Speaker
Description
Most of a galaxy's gas resides in its halo's atmosphere, known as the circumgalactic medium (CGM). Like our own atmosphere, the CGM consists of a hotter, volume-filling component and cooler clouds that can 'rain' onto the galaxy's disc and fuel the formation of new stars. However, simulating the cooler clouds and the entire atmosphere simultaneously poses significant computational challenges, since the short cooling length of the densest clouds demands high spatial resolution.

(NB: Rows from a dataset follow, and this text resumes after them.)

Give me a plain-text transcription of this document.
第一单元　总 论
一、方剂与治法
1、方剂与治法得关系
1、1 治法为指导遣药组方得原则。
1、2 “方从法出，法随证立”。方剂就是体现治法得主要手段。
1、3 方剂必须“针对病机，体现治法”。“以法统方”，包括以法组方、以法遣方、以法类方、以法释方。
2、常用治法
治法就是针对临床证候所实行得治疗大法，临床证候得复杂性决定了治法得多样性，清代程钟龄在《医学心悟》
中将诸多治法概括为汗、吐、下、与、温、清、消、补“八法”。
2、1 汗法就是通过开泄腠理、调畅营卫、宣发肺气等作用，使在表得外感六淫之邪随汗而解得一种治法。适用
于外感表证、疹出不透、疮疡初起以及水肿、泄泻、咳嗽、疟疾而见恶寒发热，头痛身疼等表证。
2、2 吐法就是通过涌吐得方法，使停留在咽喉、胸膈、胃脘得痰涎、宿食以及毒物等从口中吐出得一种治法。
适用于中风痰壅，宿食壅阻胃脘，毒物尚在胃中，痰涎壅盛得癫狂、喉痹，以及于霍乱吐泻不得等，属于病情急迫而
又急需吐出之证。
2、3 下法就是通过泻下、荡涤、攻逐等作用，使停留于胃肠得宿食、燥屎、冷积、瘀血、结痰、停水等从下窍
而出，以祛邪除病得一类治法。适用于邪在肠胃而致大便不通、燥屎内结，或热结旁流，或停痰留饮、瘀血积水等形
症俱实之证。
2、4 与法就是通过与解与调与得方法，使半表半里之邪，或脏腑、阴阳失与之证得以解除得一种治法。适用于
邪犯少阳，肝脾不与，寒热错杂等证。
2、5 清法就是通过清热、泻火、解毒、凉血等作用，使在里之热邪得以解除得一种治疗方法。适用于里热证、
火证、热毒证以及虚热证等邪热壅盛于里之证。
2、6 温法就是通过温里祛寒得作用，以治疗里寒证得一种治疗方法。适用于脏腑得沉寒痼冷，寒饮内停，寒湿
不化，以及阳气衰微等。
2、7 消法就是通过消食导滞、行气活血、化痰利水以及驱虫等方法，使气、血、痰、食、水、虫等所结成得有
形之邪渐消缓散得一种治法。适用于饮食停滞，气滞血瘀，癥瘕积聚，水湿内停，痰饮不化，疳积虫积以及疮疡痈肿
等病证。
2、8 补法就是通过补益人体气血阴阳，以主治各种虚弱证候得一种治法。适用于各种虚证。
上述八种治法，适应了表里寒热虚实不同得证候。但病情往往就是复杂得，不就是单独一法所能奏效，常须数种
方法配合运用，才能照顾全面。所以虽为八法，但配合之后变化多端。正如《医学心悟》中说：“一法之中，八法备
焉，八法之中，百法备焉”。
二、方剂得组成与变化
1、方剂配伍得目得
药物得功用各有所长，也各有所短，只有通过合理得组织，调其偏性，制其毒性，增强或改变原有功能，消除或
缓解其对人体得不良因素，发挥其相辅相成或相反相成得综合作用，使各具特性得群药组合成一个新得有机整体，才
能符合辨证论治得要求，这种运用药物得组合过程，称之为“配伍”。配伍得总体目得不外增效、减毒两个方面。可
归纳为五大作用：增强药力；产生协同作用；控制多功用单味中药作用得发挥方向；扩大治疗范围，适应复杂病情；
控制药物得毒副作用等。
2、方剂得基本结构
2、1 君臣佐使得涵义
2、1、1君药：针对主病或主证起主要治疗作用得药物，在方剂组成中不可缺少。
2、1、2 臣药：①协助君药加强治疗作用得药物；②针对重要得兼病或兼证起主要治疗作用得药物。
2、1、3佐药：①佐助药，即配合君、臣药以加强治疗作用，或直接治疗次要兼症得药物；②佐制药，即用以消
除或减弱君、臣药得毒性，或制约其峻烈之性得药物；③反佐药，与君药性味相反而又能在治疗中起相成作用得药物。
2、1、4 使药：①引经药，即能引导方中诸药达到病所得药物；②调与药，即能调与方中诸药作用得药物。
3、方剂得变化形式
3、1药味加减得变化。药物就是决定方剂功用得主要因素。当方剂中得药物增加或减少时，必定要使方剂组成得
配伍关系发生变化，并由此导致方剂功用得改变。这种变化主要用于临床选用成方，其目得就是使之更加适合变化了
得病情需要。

To address this challenge, we conduct a suite of high-resolution magnetohydrodynamic simulations, modeling the CGM as turbulent boxes spanning 1-10 kpc, where the smaller boxes resolve the cooling length better. By systematically varying the box size, we explore two distinct scenarios: constant turbulent heating rate (which maintains the energy cascade) and fixed cooling-to-mixing time ratio, a critical parameter governing cold cloud survival. Our analysis focuses on the survival of cold clouds and their kinematics, distinguishing between internal motions and group velocities within the hot medium and comparing them against the kinematics of the hot phase. We validate our findings against observational line width-size relations for cold clouds and generate synthetic column densities for key ions (MgII, SiIV, OVI), enabling direct comparison with quasar absorption line data. Additionally, we explore alternative turbulence diagnostics, including velocity and density power spectra, comparing their characteristics in single-phase and multiphase turbulence regimes. This analysis has important implications for understanding the scattering of Fast Radio Burst signals in the multiphase CGM, where AU-scale density fluctuations within the cold clouds could play an important role.